12 Nov



I take belief in the theory of evolution for granted.  It’s difficult to believe that 40% of Americans reject the theory.  In some ways, the “God guided” option is the worst of all.  God must be real drunk, right?  Anyway, what’s “God” supposed to mean?  An extremely powerful humanoid up in the clouds?  Or maybe something more purely metaphysical?  The latter option can get very complicated, but for the sake of this question I assume the former definition.


There seems to be another major cleave within the group who believe in evolution.  One camp focuses on the reigning scientific knowns of existence and underplays, or even denies, the unknowns.  The other group takes the unknowns very seriously; they do not necessarily see the future as being merely a project of further clarification of a situation we already understand fairly well.


The former group is hostile to philosophy on the mean; the latter group embraces it.  There’s no sharp dividing line between these, but the distinctions are useful for purposes of casual illustration.


What if we found out that our Universe was actually churned out industrially as a kind of dollar store farm for some higher entity?  Wouldn’t this revelation drastically alter the tenor of the magisterial theory of evolution?  Oh, of course it would.  But if one doesn’t take unknowns seriously, then one imagines this kind of revelation simply won’t happen.  Out of mind, out of sight.  There are few books about it and anyone who mentions such things is usually laughed at, so it’s probably not a real thing, right?  If only it were so simple.

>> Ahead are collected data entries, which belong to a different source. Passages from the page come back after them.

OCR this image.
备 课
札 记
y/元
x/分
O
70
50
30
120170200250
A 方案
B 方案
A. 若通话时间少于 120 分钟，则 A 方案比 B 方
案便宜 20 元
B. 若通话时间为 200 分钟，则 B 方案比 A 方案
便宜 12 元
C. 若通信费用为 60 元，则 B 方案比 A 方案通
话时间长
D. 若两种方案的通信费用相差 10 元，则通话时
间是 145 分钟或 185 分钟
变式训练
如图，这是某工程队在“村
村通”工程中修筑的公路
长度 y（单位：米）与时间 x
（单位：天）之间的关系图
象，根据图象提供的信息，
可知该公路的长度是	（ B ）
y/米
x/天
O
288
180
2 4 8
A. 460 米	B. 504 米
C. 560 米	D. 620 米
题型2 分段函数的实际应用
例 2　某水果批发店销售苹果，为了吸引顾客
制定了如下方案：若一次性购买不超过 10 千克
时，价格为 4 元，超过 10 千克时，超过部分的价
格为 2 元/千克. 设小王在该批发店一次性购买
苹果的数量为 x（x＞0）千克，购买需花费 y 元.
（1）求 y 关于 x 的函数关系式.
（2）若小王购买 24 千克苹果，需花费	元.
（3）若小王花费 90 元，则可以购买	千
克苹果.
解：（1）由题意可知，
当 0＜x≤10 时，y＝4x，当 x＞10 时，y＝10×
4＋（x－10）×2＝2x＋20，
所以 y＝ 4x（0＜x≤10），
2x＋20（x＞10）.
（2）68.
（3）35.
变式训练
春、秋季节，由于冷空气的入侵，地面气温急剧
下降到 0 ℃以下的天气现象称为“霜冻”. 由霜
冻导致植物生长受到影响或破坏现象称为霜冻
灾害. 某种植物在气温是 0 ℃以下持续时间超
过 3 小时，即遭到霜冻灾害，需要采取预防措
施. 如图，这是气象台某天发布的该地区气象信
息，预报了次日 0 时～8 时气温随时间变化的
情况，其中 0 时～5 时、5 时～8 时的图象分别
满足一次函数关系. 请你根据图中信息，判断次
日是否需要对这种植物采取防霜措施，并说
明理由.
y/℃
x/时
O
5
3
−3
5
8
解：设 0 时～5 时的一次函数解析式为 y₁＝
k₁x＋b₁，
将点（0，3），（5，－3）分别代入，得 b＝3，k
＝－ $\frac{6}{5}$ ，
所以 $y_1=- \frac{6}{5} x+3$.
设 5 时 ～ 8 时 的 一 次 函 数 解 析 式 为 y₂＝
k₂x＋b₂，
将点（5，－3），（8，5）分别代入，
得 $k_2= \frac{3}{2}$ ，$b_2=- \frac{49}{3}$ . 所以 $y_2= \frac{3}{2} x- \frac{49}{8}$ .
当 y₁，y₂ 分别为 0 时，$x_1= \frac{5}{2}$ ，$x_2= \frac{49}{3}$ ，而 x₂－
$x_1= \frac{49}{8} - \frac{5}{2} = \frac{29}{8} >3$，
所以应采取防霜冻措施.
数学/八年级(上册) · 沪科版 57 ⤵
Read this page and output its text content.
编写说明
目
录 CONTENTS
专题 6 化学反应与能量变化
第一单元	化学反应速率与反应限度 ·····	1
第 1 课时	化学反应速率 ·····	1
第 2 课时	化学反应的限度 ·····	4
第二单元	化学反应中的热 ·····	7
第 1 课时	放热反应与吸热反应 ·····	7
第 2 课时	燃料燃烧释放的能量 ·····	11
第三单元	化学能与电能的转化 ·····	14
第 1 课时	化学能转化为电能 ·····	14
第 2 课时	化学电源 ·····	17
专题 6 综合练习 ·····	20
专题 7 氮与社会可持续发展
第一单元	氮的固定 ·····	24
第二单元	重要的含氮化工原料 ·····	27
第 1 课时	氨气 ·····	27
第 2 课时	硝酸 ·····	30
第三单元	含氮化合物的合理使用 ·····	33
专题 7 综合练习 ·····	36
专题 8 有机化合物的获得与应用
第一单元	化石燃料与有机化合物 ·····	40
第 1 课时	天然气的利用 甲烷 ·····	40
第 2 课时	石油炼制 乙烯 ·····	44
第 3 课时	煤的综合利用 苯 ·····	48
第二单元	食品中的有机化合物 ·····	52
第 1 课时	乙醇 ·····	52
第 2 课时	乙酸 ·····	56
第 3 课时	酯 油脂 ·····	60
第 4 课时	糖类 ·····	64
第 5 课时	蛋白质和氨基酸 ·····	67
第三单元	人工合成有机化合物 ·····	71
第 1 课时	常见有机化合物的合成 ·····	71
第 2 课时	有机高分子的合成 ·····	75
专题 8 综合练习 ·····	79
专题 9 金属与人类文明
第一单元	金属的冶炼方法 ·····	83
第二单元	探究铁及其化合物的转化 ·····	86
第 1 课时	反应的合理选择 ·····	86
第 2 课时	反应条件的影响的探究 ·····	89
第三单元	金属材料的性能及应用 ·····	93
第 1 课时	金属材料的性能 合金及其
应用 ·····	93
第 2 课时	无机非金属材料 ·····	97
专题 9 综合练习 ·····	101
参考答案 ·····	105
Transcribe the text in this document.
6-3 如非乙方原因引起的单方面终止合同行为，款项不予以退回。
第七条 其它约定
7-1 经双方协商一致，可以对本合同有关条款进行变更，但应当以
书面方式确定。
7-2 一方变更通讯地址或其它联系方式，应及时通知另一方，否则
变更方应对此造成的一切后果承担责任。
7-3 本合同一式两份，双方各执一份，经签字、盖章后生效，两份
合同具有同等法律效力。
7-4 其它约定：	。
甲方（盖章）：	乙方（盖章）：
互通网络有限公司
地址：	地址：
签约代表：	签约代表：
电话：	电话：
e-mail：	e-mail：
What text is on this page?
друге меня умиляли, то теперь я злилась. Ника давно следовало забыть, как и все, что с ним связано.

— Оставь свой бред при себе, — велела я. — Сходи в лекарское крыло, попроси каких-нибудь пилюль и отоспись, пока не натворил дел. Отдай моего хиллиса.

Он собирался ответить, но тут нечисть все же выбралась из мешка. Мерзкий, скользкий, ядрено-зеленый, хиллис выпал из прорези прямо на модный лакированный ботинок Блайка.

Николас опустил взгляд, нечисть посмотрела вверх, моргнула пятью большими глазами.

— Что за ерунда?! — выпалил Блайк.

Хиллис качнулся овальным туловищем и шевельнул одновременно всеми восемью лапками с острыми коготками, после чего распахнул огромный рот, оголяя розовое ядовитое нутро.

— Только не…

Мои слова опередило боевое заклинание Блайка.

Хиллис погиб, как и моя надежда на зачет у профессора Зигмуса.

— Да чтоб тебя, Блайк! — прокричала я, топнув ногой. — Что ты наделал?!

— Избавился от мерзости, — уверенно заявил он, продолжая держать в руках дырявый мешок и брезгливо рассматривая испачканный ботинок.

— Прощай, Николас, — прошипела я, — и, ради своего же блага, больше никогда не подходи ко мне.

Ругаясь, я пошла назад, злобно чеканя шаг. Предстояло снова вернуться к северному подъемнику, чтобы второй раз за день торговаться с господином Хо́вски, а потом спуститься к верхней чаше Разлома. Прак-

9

I think this bias against taking potential unknowns seriously is a very bad trend.  I wouldn’t want to encourage mass philosophical paranoia or wild and aimless postulation at the expense of productive investment in available scientific leads.  However, existence as humans know it remains full of mysteries — many of which are as fundamental as it gets.  Some of the mysteries, like consciousness, are as intimate and immediate as it gets.  I don’t find this to be a comfortable situation, but others seem content to ignore the pesky philosophical questions and carry on with their blissfully unphilosophical lives.  Instead of looking in behind of themselves, they try to trip out their cave wall with Technicolor.

My feeling is that if human begins are to ever have a serious and sustainable hope of overcoming our various self-inflicted miseries, then we better end The Human Evasion ASAP.  That means confronting the big questions and finding tangible places to start digging in.  It means opening up more to the uncertainty and the magnitude of the situation.  It means admitting of the deep vulnerability this approach entails — a vulnerability which may eventually sow a fuller and less defensive dignity.  Feigning existential wholeness is a lame and unstable way to come about a feeling of satisfaction as far as I’m concerned.  Ironically, evolution appears to reward this approach in many landscapes.

Complexity science and brain science are promising inlets to some of the mysteries.  Still, I believe the path will be arduous and lacking in reassuring guarantees.  It could even turn out to be troubling or tragic.  But is there any meaningful alternative to the truth, to the basis of oneself?